There is tax payable because the funds will be held in a non registered account between now and Dec 31st.
Whatever interest you earn during these 3 months, you have to pay tax. 
This is indicated in the FAQ section )



> I disagree that the rates are low on TFSA accounts. If you compare the rates on many TFSA's to the so-called high interest savings accounts they are the same or very close.


True, but what I was trying to say is that (IMHO), savings account is not the best use of TFSA.


----------



## the-royal-mail (Dec 11, 2009)

Yeah that's a whole other debate of course. You are probably right but I like to use this account to house my emergency fund in CASH and get the highest possible interest [at my own bank]. It's simpler this way. For 2011, you'll be glad to know I'm considering a claymore etf in a new tfsa though. 

AFA the interest, now I understand. Thanks for clarifying. If we assume 0.5% interest per year/12 months x $5K comes to $6.24. The tax on $6.24 would be negligible at best, unless I understood correctly that the gov't was taxing the proceeds of overcontributing to TFSA's at 100%. Those sneaky buggers, helping themselves to my $6.24.


----------



## m3s (Apr 3, 2010)

I did this the first year. We're talking under $20 taxable interest x 2 if you invest the full $5000 on Oct 1 (1.5% doubled for 3 months)

With the bait and switch promo rates and double interest etc it averaged out to about 2% over the year, surprise it's about the same as those offering 1 rate for the year



> True, but what I was trying to say is that (IMHO), savings account is not the best use of TFSA.


After year 1 of TFSAs I realized the same


----------



## Guest (Oct 14, 2010)

Hello mode3sour ... I agree, using a TSFA for savings is not the best use ... mine's with Qtrade, it's a trading account, and so for me it's higher risk and so hopefully a higher return ... a higher tax free return.

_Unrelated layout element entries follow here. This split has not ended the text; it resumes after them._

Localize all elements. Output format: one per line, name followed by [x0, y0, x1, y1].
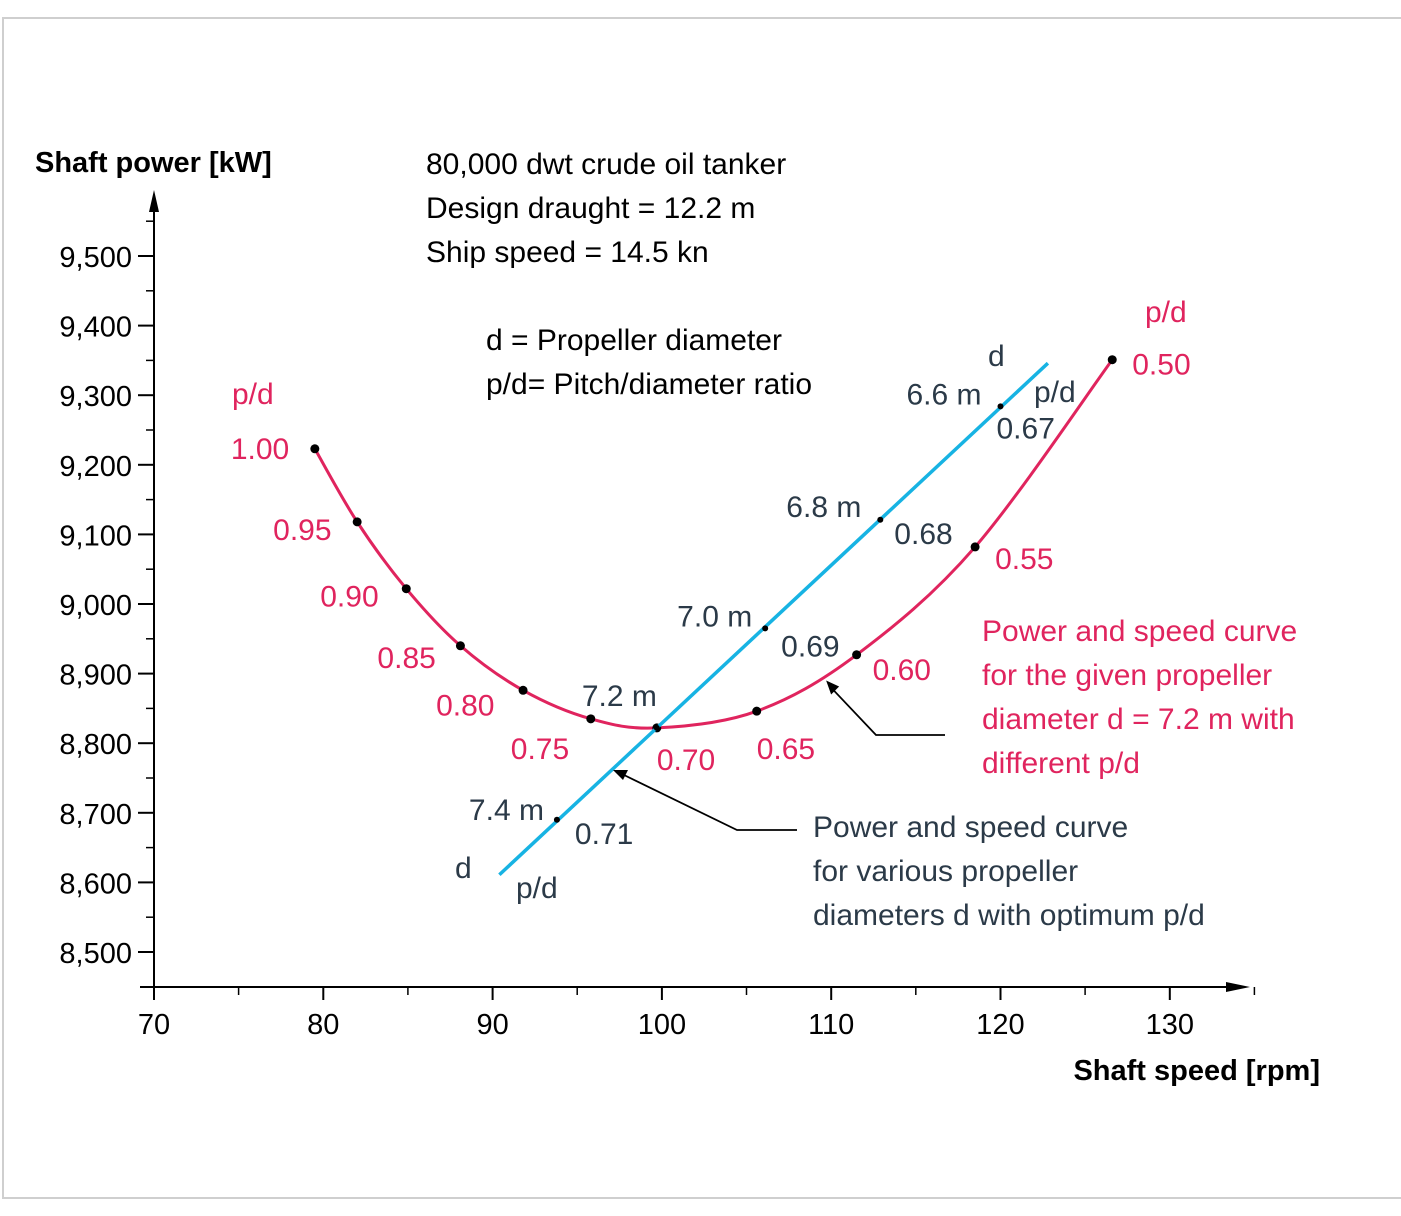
blue-curve-diameter-label: 7.2 m	[582, 680, 657, 713]
red-curve-point	[455, 641, 465, 651]
red-curve-point	[401, 584, 411, 594]
blue-curve-point	[997, 403, 1004, 410]
y-axis-label: Shaft power [kW]	[35, 147, 272, 179]
blue-curve-annotation: diameters d with optimum p/d	[813, 899, 1205, 932]
y-tick-label: 9,400	[59, 312, 132, 344]
red-curve-pd-label: 0.95	[273, 514, 331, 547]
red-annotation-leader	[829, 685, 945, 736]
red-curve-header: p/d	[232, 378, 274, 411]
red-curve-annotation: Power and speed curve	[982, 615, 1297, 648]
blue-curve-diameter-label: 7.0 m	[677, 600, 752, 633]
blue-curve-point	[762, 625, 769, 632]
info-text: 80,000 dwt crude oil tanker	[426, 148, 786, 181]
blue-end-d-label: d	[988, 340, 1005, 373]
red-curve-pd-label: 0.70	[657, 744, 715, 777]
y-tick-label: 9,300	[59, 381, 132, 413]
y-tick-label: 8,700	[59, 799, 132, 831]
blue-curve-pd-label: 0.67	[997, 412, 1055, 445]
red-curve-pd-label: 0.75	[511, 733, 569, 766]
blue-start-pd-label: p/d	[516, 872, 558, 905]
x-tick-label: 130	[1146, 1009, 1194, 1041]
blue-annotation-arrow-icon	[613, 770, 628, 780]
y-tick-label: 8,900	[59, 660, 132, 692]
legend-text: d = Propeller diameter	[486, 324, 782, 357]
x-tick-label: 70	[138, 1009, 170, 1041]
red-curve-pd-label: 0.80	[436, 689, 494, 722]
blue-start-d-label: d	[455, 852, 472, 885]
red-curve-point	[970, 542, 980, 552]
blue-curve-point	[653, 724, 660, 731]
y-tick-label: 9,500	[59, 242, 132, 274]
red-curve-point	[1107, 355, 1117, 365]
x-axis-label: Shaft speed [rpm]	[1073, 1055, 1320, 1087]
red-curve-annotation: for the given propeller	[982, 659, 1272, 692]
x-tick-label: 110	[808, 1009, 854, 1041]
x-tick-label: 100	[638, 1009, 686, 1041]
info-text: Design draught = 12.2 m	[426, 192, 755, 225]
blue-curve-pd-label: 0.68	[894, 518, 952, 551]
y-axis-arrow-icon	[149, 190, 159, 212]
red-curve-pd-label: 0.90	[320, 581, 378, 614]
red-curve-line	[313, 358, 1114, 730]
y-tick-label: 8,800	[59, 729, 132, 761]
x-axis-arrow-icon	[1226, 982, 1250, 992]
y-tick-label: 8,500	[59, 938, 132, 970]
red-curve-point	[586, 714, 596, 724]
red-annotation-arrow-icon	[826, 680, 840, 695]
blue-curve-pd-label: 0.71	[575, 818, 633, 851]
red-curve-pd-label: 0.50	[1132, 349, 1190, 382]
blue-curve-diameter-label: 6.8 m	[786, 491, 861, 524]
red-curve-point	[352, 517, 362, 527]
red-curve-point	[752, 706, 762, 716]
blue-curve-point	[553, 816, 560, 823]
red-curve-pd-label: 0.85	[377, 642, 435, 675]
x-tick-label: 120	[976, 1009, 1024, 1041]
red-curve-point	[518, 685, 528, 695]
red-curve-pd-label: 1.00	[231, 433, 289, 466]
y-tick-label: 9,100	[59, 520, 132, 552]
y-tick-label: 9,200	[59, 451, 132, 483]
chart-frame	[2, 17, 1401, 1199]
y-tick-label: 8,600	[59, 868, 132, 900]
blue-curve-diameter-label: 7.4 m	[469, 794, 544, 827]
red-curve-point	[310, 444, 320, 454]
red-curve-annotation: diameter d = 7.2 m with	[982, 703, 1295, 736]
x-tick-label: 80	[307, 1009, 339, 1041]
red-curve-pd-label: 0.60	[873, 654, 931, 687]
blue-curve-annotation: Power and speed curve	[813, 811, 1128, 844]
blue-curve-point	[877, 516, 884, 523]
red-curve-end-header: p/d	[1145, 296, 1187, 329]
legend-text: p/d= Pitch/diameter ratio	[486, 368, 812, 401]
blue-annotation-leader	[621, 773, 797, 831]
blue-curve-diameter-label: 6.6 m	[907, 378, 982, 411]
blue-curve-pd-label: 0.69	[781, 630, 839, 663]
red-curve-annotation: different p/d	[982, 747, 1140, 780]
red-curve-point	[852, 650, 862, 660]
blue-curve-annotation: for various propeller	[813, 855, 1078, 888]
blue-curve-line	[498, 361, 1050, 877]
y-tick-label: 9,000	[59, 590, 132, 622]
x-tick-label: 90	[476, 1009, 508, 1041]
red-curve-pd-label: 0.65	[757, 733, 815, 766]
red-curve-pd-label: 0.55	[995, 543, 1053, 576]
blue-end-pd-label: p/d	[1034, 376, 1076, 409]
info-text: Ship speed = 14.5 kn	[426, 236, 709, 269]
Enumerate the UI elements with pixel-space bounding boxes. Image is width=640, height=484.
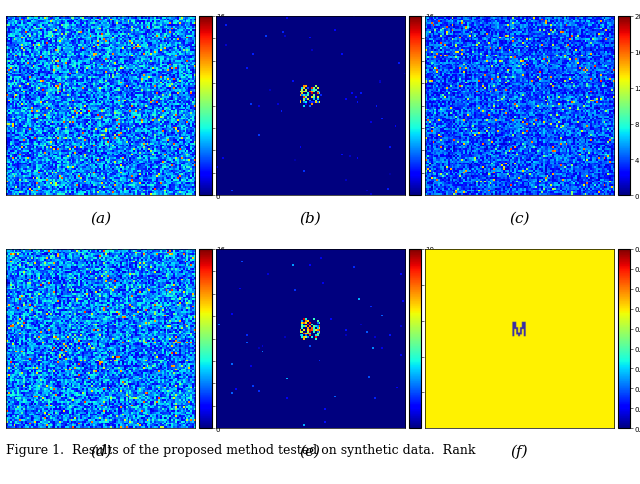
Text: Figure 1.  Results of the proposed method tested on synthetic data.  Rank: Figure 1. Results of the proposed method… [6,443,476,456]
Text: (d): (d) [90,444,112,458]
Text: (f): (f) [511,444,529,458]
Text: (e): (e) [300,444,321,458]
Text: (b): (b) [300,212,321,225]
Text: (c): (c) [509,212,530,225]
Text: (a): (a) [90,212,111,225]
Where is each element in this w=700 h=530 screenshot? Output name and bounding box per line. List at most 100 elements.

At $5K per year, in say 5 years that's $25K to invest in equities ... tax free. So suppose AC.B does make it to $10 over the next 5 years ... nice.


----------



## Jungle (Feb 17, 2010)

rikk said:


> Hello mode3sour ... I agree, using a TSFA for savings is not the best use ... mine's with Qtrade, it's a trading account, and so for me it's higher risk and so hopefully a higher return ... a higher tax free return. At $5K per year, in say 5 years that's $25K to invest in equities ... tax free. So suppose AC.B does make it to $10 over the next 5 years ... nice.


To a certain extent. With US dividends being withheld in TFSA, it's not perfect, but I'm not complaining, it was a nice move for us overtaxed Canadians. 
If you are looking at long term, high growth, I agree. The ability to use this account as a retirement vehicle could help you offset clawback on gov pension.


----------